Now you’re really cooking. Instead of writing ‘A goldfish at the beach,’ you’re writing ‘A goldfish, swimming in a glistening blue ocean. Photorealistic. 50mm lens, Fuji film. Cinematic lighting. Golden hour. Fauvism style. Auditory Synesthesia Style. Existential.  By Beeple --ar 16:9 --quality 4.’

 

“After you’ve mastered the anatomy of a good prompt, the real fun begins. You can now ride the bike with your hands off the handlebars, but you still need to know where you are going.
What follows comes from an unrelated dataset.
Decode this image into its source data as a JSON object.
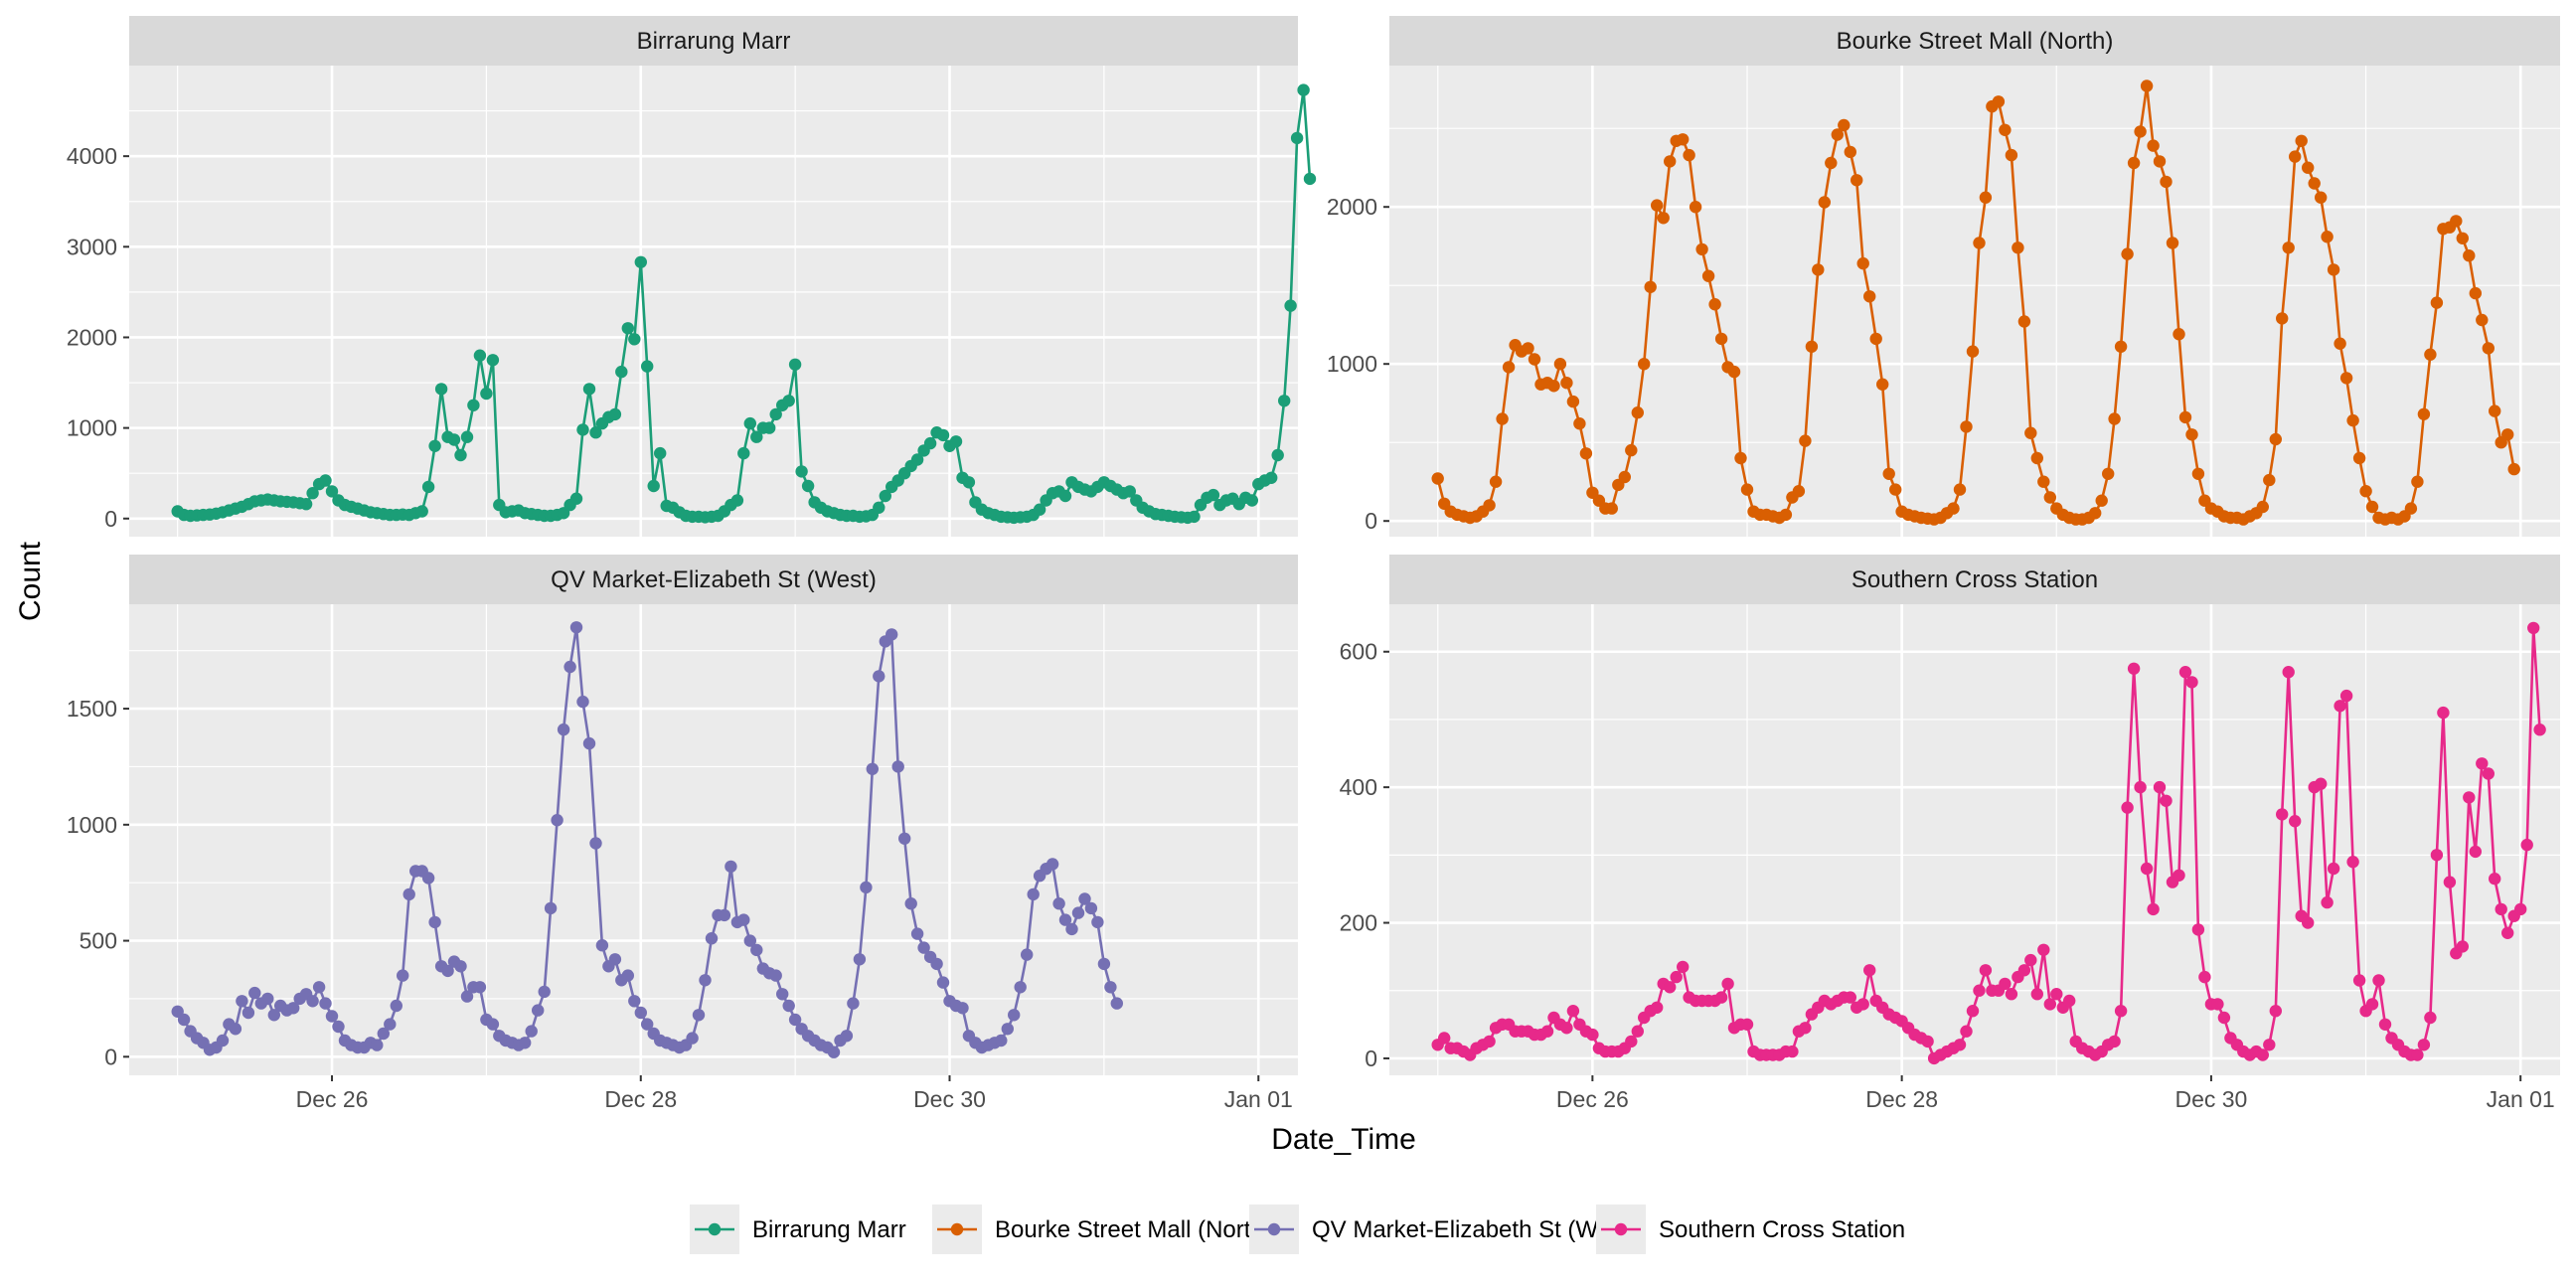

To speak the language of art, you have to become an art historian.”


 

“Even though the court cases are currently deciding the future of these new world-changing technologies, there is no going back.”


Level 4 - Program Interplay and Parameter Mastery 

Now that you’ve mastered the art of the prompt and become a genuine art historian the next step is to use the strengths of each program to create magic. Start your creation in Midjourney and then import it into Dall-E’s outpainting, or upload it and generate variations. Create images in Dall-E and ‘blend’ them in Midjourney. If you're lacking inspiration, you can try using a prompt generator, or type your prompt into ChatGPT and ask it to come up with some more elaborate alternatives. 

This is also where you might delve even deeper into Midjourney's more advanced parameters like ‘test,’ ‘chaos,’ and even ‘video.’

If you really know what you are doing, you can train Stable Diffusion on your own data sets, or export your creations, use an AI upscaler and then continue editing the finer details in programs like Photoshop. 

The Future Has Arrived Early. Daniel Simons. Created in Midjourney.

As you continue to harness the power of Generative AI art, you feel like you’ve been endowed with godlike powers. 

As you swell with wonder and try to fathom how this magic is possible, you also feel the vertigo-inducing thrill of knowing that this is only the beginning. 

Even though the court cases are currently deciding the future of these new world-changing technologies, there is no going back. 

We have entered a new era, where, as Jason Silva put it, ‘we are all becoming imagineers, limited only by our dreams.’